We are in the process of testing such a MTW and we expect / hoping it will work at wind speeds as low as 2 to 3 meter/sec (m/s). We need close to another US $15,000 to test several versions of our MTW, before we can install them in homes and buildings.

If we succeed our MTW will bring electricity to remote areas, in many countries, where electricity is not expected for many years in future.

The initial mobilization effort for our mentioned building projects above will cost roughly US $ 35,000, which includes overhead cost for travel, local licenses and registration and lodging. We need to raise the money through grants and donations.

We are also open to working in other countries, by teaming with other public or private entities,  if funding is available for such socially beneficial projects.

 

 


Time line

SOC is interested in building more elderly homes. We can start building within months from when we can get funds for mobilization – as little as $20,000. Most of this money will go towards setting up a workshop, a training facility (TF), and making reusable building forms. The TF will help local villagers to get the skills required to use our proposed building methods, obtain employment - and with a job the money to build their own homes. People are willing to chip in with their resources and money provided we guide them. Since the process of building high performance and more expensive buildings is the same as building for the poor, using the same simple techniques of construction, once we start building homes for the richer folks it will stimulate economic growth and create employment opportunities for both the unskilled and semi-skilled workers.

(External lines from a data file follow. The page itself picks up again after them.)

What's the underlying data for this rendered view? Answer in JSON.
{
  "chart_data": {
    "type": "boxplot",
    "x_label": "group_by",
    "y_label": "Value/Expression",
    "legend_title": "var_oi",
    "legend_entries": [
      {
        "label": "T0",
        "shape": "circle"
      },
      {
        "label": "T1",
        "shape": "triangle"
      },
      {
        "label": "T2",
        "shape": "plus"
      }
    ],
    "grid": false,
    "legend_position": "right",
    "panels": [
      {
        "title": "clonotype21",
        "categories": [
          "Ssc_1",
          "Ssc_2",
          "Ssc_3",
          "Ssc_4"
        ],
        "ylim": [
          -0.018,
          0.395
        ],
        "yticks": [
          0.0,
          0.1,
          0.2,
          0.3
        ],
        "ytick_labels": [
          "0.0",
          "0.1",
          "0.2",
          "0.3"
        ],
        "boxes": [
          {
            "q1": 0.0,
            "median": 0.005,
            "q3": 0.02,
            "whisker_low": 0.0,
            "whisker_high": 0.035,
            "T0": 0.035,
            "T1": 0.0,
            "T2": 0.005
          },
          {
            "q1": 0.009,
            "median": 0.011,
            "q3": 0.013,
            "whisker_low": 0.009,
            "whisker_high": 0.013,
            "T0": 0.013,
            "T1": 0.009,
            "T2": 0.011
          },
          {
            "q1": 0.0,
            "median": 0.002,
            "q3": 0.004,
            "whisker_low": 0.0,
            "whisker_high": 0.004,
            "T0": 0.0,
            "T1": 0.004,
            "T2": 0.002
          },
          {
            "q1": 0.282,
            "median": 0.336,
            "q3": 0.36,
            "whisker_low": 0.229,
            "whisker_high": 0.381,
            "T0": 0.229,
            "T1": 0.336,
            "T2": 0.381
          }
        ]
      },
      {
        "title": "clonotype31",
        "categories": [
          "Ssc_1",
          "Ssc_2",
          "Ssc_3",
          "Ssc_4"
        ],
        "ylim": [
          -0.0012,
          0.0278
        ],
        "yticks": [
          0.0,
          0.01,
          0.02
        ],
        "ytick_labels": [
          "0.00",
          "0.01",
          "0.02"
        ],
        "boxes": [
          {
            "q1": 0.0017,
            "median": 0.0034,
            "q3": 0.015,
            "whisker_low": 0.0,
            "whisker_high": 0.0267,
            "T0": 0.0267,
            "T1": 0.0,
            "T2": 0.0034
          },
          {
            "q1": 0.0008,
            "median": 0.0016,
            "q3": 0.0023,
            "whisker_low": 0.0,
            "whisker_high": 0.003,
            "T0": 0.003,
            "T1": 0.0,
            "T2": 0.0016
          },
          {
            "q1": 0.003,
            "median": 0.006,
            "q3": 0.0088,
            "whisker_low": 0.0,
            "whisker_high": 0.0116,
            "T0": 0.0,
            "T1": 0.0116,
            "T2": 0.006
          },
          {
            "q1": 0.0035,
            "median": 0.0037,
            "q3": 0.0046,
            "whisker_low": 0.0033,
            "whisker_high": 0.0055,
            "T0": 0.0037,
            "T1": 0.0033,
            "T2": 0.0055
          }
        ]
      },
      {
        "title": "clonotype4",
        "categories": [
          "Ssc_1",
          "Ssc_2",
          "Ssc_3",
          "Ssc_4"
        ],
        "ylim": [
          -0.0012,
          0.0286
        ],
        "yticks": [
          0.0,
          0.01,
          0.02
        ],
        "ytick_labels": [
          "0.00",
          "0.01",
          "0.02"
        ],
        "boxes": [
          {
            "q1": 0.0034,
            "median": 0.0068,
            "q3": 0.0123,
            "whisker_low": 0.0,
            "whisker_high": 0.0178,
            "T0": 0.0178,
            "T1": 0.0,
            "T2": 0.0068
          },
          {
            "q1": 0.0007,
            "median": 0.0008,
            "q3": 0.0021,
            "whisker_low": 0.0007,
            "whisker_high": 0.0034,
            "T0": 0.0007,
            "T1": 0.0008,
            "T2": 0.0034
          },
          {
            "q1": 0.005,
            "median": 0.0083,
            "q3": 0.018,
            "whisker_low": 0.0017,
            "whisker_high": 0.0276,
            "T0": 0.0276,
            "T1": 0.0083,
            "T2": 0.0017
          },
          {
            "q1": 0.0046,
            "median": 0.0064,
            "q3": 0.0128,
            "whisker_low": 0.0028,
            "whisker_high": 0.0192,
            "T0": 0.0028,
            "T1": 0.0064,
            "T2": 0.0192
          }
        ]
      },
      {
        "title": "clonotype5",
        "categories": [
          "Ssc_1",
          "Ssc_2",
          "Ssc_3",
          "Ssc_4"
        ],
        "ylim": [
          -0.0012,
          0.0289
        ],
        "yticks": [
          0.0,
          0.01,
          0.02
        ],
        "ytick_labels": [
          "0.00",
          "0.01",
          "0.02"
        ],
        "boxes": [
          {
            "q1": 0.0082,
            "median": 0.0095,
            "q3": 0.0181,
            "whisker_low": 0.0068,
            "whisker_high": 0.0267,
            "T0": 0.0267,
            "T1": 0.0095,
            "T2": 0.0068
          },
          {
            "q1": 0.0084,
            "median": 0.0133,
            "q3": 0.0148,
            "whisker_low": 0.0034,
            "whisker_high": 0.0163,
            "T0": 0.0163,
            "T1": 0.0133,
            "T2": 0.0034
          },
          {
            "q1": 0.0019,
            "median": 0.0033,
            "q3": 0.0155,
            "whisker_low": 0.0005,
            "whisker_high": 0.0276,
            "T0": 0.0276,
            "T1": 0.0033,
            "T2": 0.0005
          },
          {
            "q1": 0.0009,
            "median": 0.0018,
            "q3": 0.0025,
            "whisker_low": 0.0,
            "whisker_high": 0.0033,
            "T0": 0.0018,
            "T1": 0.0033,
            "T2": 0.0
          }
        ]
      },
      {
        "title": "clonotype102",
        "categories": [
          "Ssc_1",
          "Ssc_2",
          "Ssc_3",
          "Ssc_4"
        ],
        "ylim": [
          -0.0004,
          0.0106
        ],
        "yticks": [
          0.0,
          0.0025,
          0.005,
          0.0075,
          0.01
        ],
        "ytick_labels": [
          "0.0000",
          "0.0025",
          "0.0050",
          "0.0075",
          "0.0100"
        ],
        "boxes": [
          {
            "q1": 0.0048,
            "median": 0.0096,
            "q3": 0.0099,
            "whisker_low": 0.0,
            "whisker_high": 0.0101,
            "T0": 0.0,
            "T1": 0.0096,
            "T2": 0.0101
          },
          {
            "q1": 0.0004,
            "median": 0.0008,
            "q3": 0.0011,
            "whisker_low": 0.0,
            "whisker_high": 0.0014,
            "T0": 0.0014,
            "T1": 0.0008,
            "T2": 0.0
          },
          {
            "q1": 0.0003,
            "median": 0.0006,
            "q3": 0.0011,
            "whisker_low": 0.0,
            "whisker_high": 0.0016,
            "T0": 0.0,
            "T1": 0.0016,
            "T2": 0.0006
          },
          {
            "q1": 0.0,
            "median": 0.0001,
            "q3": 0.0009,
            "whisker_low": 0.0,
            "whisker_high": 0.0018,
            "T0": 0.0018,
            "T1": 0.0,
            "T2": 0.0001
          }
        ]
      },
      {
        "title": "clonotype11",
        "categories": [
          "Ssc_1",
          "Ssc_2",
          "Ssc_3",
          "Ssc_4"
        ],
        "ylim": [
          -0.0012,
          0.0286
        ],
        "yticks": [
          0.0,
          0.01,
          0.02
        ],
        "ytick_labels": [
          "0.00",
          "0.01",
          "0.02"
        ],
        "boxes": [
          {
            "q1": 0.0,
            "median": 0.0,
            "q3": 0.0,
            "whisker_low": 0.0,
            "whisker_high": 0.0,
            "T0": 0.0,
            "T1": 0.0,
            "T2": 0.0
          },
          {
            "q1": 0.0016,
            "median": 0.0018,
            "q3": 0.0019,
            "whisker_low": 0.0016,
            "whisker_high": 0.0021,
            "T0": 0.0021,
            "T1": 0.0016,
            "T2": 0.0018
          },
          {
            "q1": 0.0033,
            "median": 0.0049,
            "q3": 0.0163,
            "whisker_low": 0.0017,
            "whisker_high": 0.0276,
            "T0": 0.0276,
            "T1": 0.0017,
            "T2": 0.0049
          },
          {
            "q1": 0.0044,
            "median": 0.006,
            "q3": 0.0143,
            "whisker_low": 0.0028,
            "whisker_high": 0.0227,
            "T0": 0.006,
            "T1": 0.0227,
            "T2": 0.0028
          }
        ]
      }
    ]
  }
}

These now employed workers will now be able to build their own homes with the money they have earned and skills learnt. Within two years of mobilization we expect to have built significant number of homes, several schools, and medical clinics.

We would like international organizations, non-governmental organizations (NGO), and philanthropist to partner with us,  join forces, to make these projects a success.


Related proposals

Other proposals compliment our work. We are all partners in this exercise to save our planet. None of us can do everything by themselves. It requires a team effort.  We do feel there is an urgent need for shelters that are resilience.


References

  1. Northen Institute of Applied Climate Science, various publications https://www.nrs.fs.fed.us
  2. Gore, Al. " An Inconvenient Truth: The Crisis of Global Warming". Viking/ Rodale.
  3. Schumacher, E.F. " Small is Beautiful: Economics as if People Mattered". Viking/ Rodale. ISBN: 0670062723
  4. Smith, Adam. "The Wealth of Nations". Penguin Books. 
  5. Gore, Al. "A Wake-Up Call to Global Warming. Crabtree Publishing Company. ISBN 0778746798.